The following article originally appeared in the Jan. 2, 2000, edition of Mid-Valley Sunday, a joint Democrat-Herald/Gazette-Times venture.

CORVALLIS — The calendar has turned to the year 2000 and all is well and quiet in Benton County — at least, a far as the dreaded Y2K bug.

"Things are going pretty smoothly," Fire Chief Doug Van Pelt said shortly into the new year. "We've got some (traffic accidents) and disturbance calls, things that are pretty typical for New Year's Eve."

Van Pelt was in charge of the command post set up at the Law Enforcement Center to deal with any crises arising from computer malfunction or any other disruption of services. He was joined by about a dozen other representatives from law enforcement and public works departments along with electricity and communications providers.

By 12:30 a.m., all four Corvallis fire stations reported that all the city's fire equipment had been tested and was operating correctly.

Plans called for the command post to be up and operating until 7 a.m. Saturday. But with the lack of Y2K crises around the world, nation and county, people were being released from the post by 1:15 a.m.

A command post set up by hospital staff at Good Samaritan also started shutting down by 1 a.m.
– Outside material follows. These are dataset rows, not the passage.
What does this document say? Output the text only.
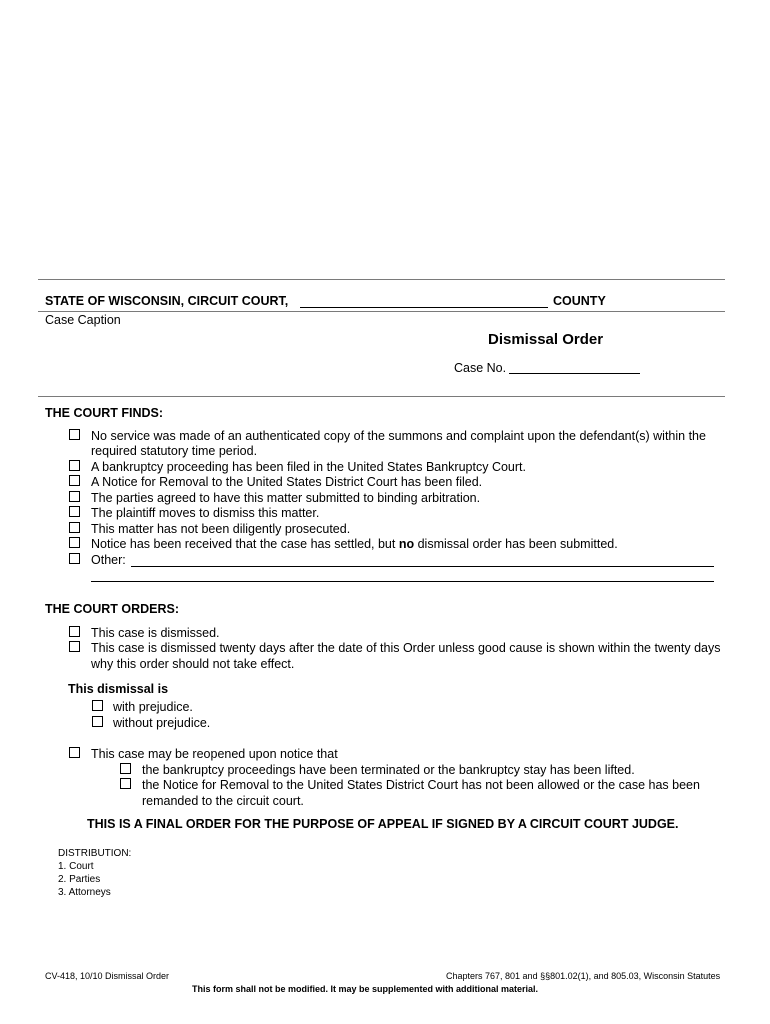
STATE OF WISCONSIN, CIRCUIT COURT,	COUNTY
Case Caption
Dismissal Order
Case No.
THE COURT FINDS:
No service was made of an authenticated copy of the summons and complaint upon the defendant(s) within the
required statutory time period.
A bankruptcy proceeding has been filed in the United States Bankruptcy Court.
A Notice for Removal to the United States District Court has been filed.
The parties agreed to have this matter submitted to binding arbitration.
The plaintiff moves to dismiss this matter.
This matter has not been diligently prosecuted.
Notice has been received that the case has settled, but no dismissal order has been submitted.
Other:
THE COURT ORDERS:
This case is dismissed.
This case is dismissed twenty days after the date of this Order unless good cause is shown within the twenty days
why this order should not take effect.
This dismissal is
with prejudice.
without prejudice.
This case may be reopened upon notice that
the bankruptcy proceedings have been terminated or the bankruptcy stay has been lifted.
the Notice for Removal to the United States District Court has not been allowed or the case has been
remanded to the circuit court.
THIS IS A FINAL ORDER FOR THE PURPOSE OF APPEAL IF SIGNED BY A CIRCUIT COURT JUDGE.
DISTRIBUTION:
1. Court
2. Parties
3. Attorneys
CV-418, 10/10 Dismissal Order	Chapters 767, 801 and §§801.02(1), and 805.03, Wisconsin Statutes
This form shall not be modified. It may be supplemented with additional material.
Outside the law building, as the clock struck 12, a survey of downtown traffic showed that about half the cars on the streets were law enforcement vehicles. Inside, those at the command post lifted glasses of non-alcoholic sparkling cider to toast the new year.

According to a deputy working in the booking room at the law center, the number of arrests for driving under the influence of intoxicants was below normal for a New Year's Eve. Twice as many police officers — two sergeants and 16 Corvallis police officers — were on the beat for New Year's.

The downtown command center started up Friday morning, with staff keeping an eye on one of the two TV screens monitoring Y2K news from around the world. All the news indicated Benton County and the rest of the state would avoid major computer-related problems.

At one point during Friday a report came in that someone had threatened to blow up a bridge crossing the Willamette River. It turned out to be a misinterpretation of a report on someone threatening to commit suicide by jumping from a bridge crossing the river.

Ready for the future

Lifting glasses of sparkling cider at midnight was a nice alternative to responding to an emergency, said Peggy Peirson, coordinator of Benton County Emergency Services.

A year's worth of preparation for potential Y2K problems may have benefits that last well beyond the beginning of the new year.

"It was a really great exercise for the community on how to be prepared for the disruption of services that could come from floods, wind or even an earthquake," she said. "There really isn't a downside to how this turned out."

Getting neighborhood residents together to take inventory of available resources brought people closer.

"Neighbors have been disconnected from each other through time," she said. "Now they're sitting down, talking and taking stock of what is available in their neighborhoods."

The concern of possible Y2K problems has brought out the best and worst in many people, Peirson said. Some took on a siege mentality, prepared to survive by themselves. But most became more involved in finding ways for themselves, and others, to survive a crisis.

If people don't forget what they've learned about disaster preparedness during the last year, they'll be better off, Peirson said.

"Our last message on Y2K preparations is now that you're prepared, stay that way. We hope people will hang on to the message they've heard."